Tanto studio Longatti ha dedicato anche al Teatro: «Difficilmente potremo dimenticare il contributo fondamentale alla stesura del volume dedicato ai duecento anni del nostro Sociale - ricorda ora il presidente dei Palchettisti Claudio Bocchietti -. Da lì prese il largo una collaborazione che portò Alberto alla stesura della relazione principale per i 200 anni di fondazione della Società del Casino e, più di recente, alla stesura del libro dedicato al velario. Longatti aveva la bella caratteristica di parlare dopo essersi documentato, tanto più che di tanti personaggi del Novecento vantava una conoscenza diretta, personale, che gli garantiva il possesso di una “geografia” perfetta della storia locale.
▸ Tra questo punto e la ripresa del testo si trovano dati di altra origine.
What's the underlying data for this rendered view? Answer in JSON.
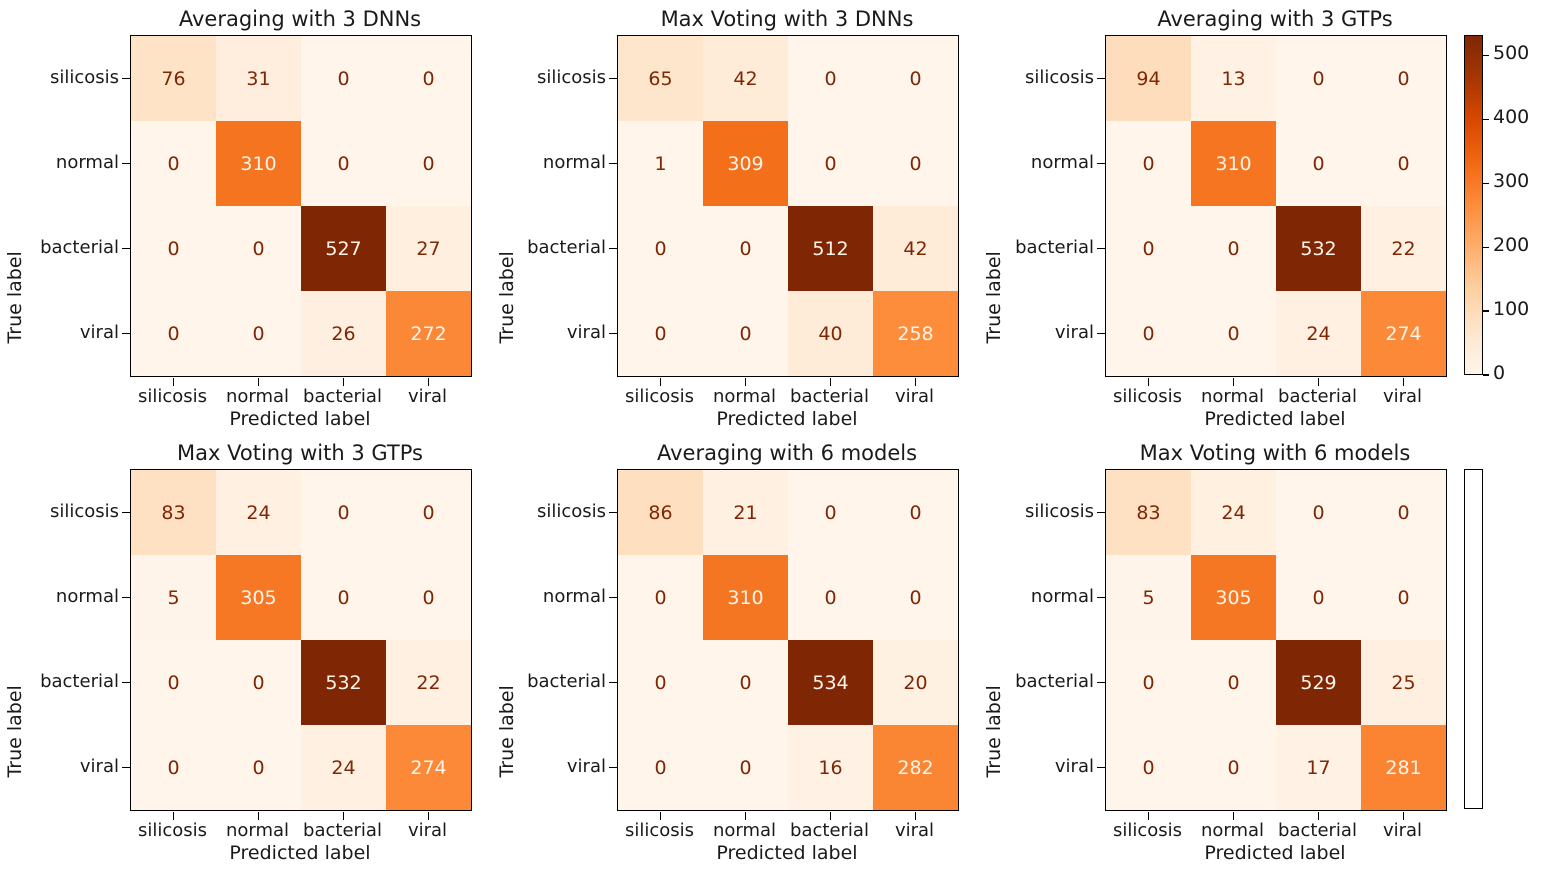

Sarà anche difficile dimenticare la grande curiosità, la sua grande sete di sapere: giusto pochi giorni fa mi chiedeva ancora di poter accedere all’archivio dei Palchettisti per un nuovo approfondimento sull’esposizione voltiana del 1899». Infine Giuliano Collina, pittore e amico: «È morto il più agguerrito custode culturale della nostra città - ha commentato ieri -. Ė mancato colui che, quando occorreva, sapeva risvegliare la nostra attenzione per quanto era successo o succedeva o sarebbe successo nella nostra Como. Oggi la vita di noi comaschi è sospesa, stupefatta e impoverita. Nella triste attesa che la vita continui, non trovo altra parola per definirlo che insostituibile». Il funerale di Longatti è in programma domattina alle 9.30 al Crocifisso.